5 smart cities players a step ahead of Google’s Sidewalk Labs
Just when it seemed that the hype around smart cities had reached a plateau, a new tech behemoth — and one with more street cred than most when it comes to genuine disruption — has decided to join the party.
The news officially came on Thursday, when Google Co-Founder and CEO Larry Page wrote on the Silicon Valley tech company’s own social media network that Google has made a long-term smart cities bet with a “relatively modest investment” in a new company called Sidewalk Labs.
Details so far are scant when it comes to specific technologies the company headed by former New York City Deputy Mayor Daniel Doctoroff might look to pursue.
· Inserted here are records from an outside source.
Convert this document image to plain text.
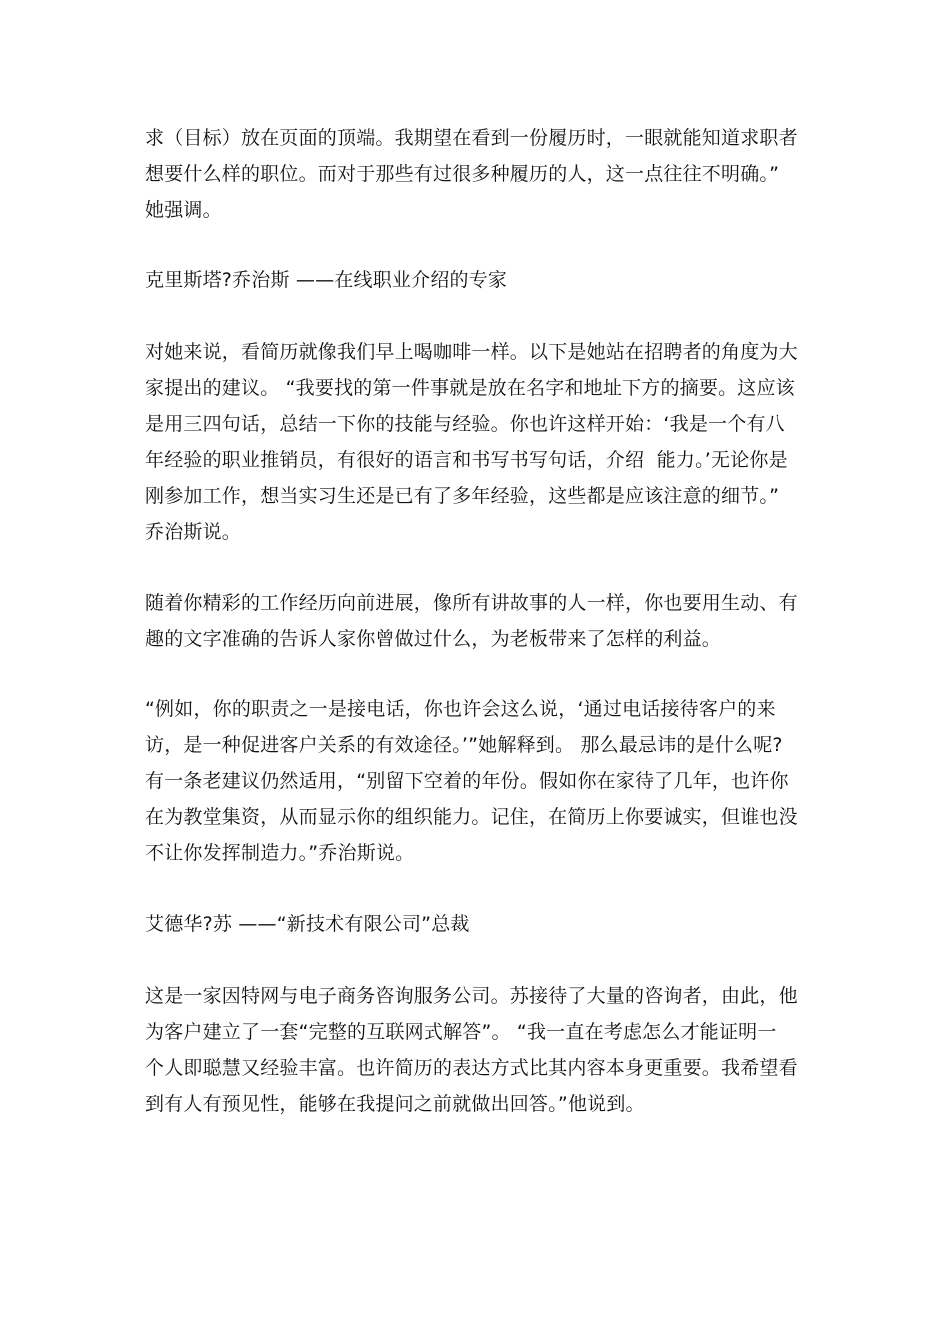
求（目标）放在页面的顶端。我期望在看到一份履历时，一眼就能知道求职者
想要什么样的职位。而对于那些有过很多种履历的人，这一点往往不明确。”
她强调。
克里斯塔?乔治斯 ——在线职业介绍的专家
对她来说，看简历就像我们早上喝咖啡一样。以下是她站在招聘者的角度为大
家提出的建议。 “我要找的第一件事就是放在名字和地址下方的摘要。这应该
是用三四句话，总结一下你的技能与经验。你也许这样开始：‘我是一个有八
年经验的职业推销员，有很好的语言和书写书写句话，介绍  能力。’无论你是
刚参加工作，想当实习生还是已有了多年经验，这些都是应该注意的细节。”
乔治斯说。
随着你精彩的工作经历向前进展，像所有讲故事的人一样，你也要用生动、有
趣的文字准确的告诉人家你曾做过什么，为老板带来了怎样的利益。
“例如，你的职责之一是接电话，你也许会这么说，‘通过电话接待客户的来
访，是一种促进客户关系的有效途径。’”她解释到。 那么最忌讳的是什么呢?
有一条老建议仍然适用，“别留下空着的年份。假如你在家待了几年，也许你
在为教堂集资，从而显示你的组织能力。记住，在简历上你要诚实，但谁也没
不让你发挥制造力。”乔治斯说。
艾德华?苏 ——“新技术有限公司”总裁
这是一家因特网与电子商务咨询服务公司。苏接待了大量的咨询者，由此，他
为客户建立了一套“完整的互联网式解答”。 “我一直在考虑怎么才能证明一
个人即聪慧又经验丰富。也许简历的表达方式比其内容本身更重要。我希望看
到有人有预见性，能够在我提问之前就做出回答。”他说到。
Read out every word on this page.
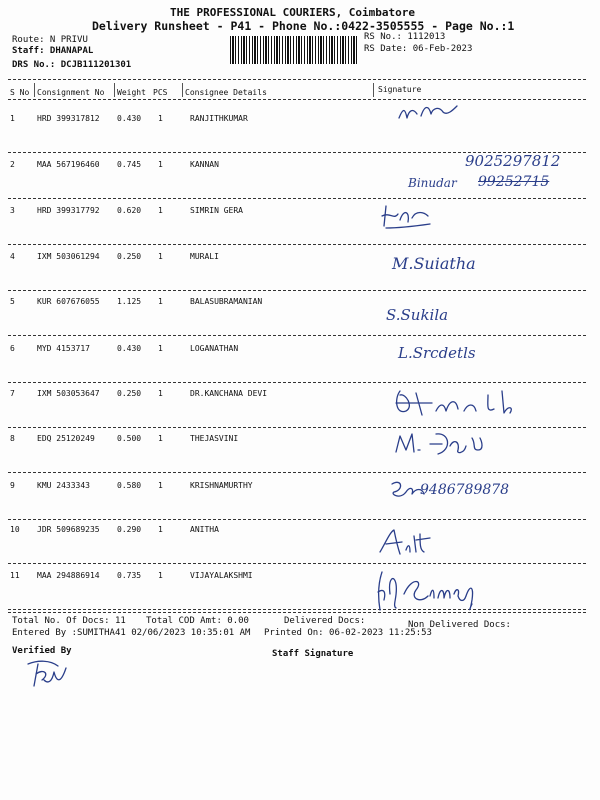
THE PROFESSIONAL COURIERS, Coimbatore
Delivery Runsheet - P41 - Phone No.:0422-3505555 - Page No.:1
Route: N PRIVU
Staff: DHANAPAL
DRS No.: DCJB111201301
RS No.: 1112013
RS Date: 06-Feb-2023
S No Consignment No Weight PCS Consignee Details	Signature
1	HRD 399317812 0.430 1	RANJITHKUMAR
2	MAA 567196460 0.745 1	KANNAN
3	HRD 399317792 0.620 1	SIMRIN GERA
4	IXM 503061294 0.250 1	MURALI
5	KUR 607676055 1.125 1	BALASUBRAMANIAN
6	MYD 4153717	0.430 1	LOGANATHAN
7	IXM 503053647 0.250 1	DR.KANCHANA DEVI
8	EDQ 25120249	0.500 1	THEJASVINI
9	KMU 2433343	0.580 1	KRISHNAMURTHY
10 JDR 509689235 0.290 1	ANITHA
11 MAA 294886914 0.735 1	VIJAYALAKSHMI
9025297812
Binudar 99252715
M.Suiatha
S.Sukila
L.Srcdetls
9486789878
Total No. Of Docs: 11 Total COD Amt: 0.00	Delivered Docs:	Non Delivered Docs:
Entered By :SUMITHA41 02/06/2023 10:35:01 AM Printed On: 06-02-2023 11:25:53
Verified By	Staff Signature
A press release on the startup’s website calls out a handful of broad challenges for city residents, government officials and business tenants alike: “Making transportation more efficient and lowering the cost of living, reducing energy usage and helping government operate more efficiently… Sidewalk Labs will develop new products, platforms and partnerships to make progress in these areas.”
It’s also no secret that the smart cities segment as a whole is heavy on big ideas — seamless multi-modal transportation, sophisticated renewable energy grids, data-driven city service delivery for residents in all tax brackets — and light on concrete success stories showing how centralized technology systems can actually make daily life better in urban centers.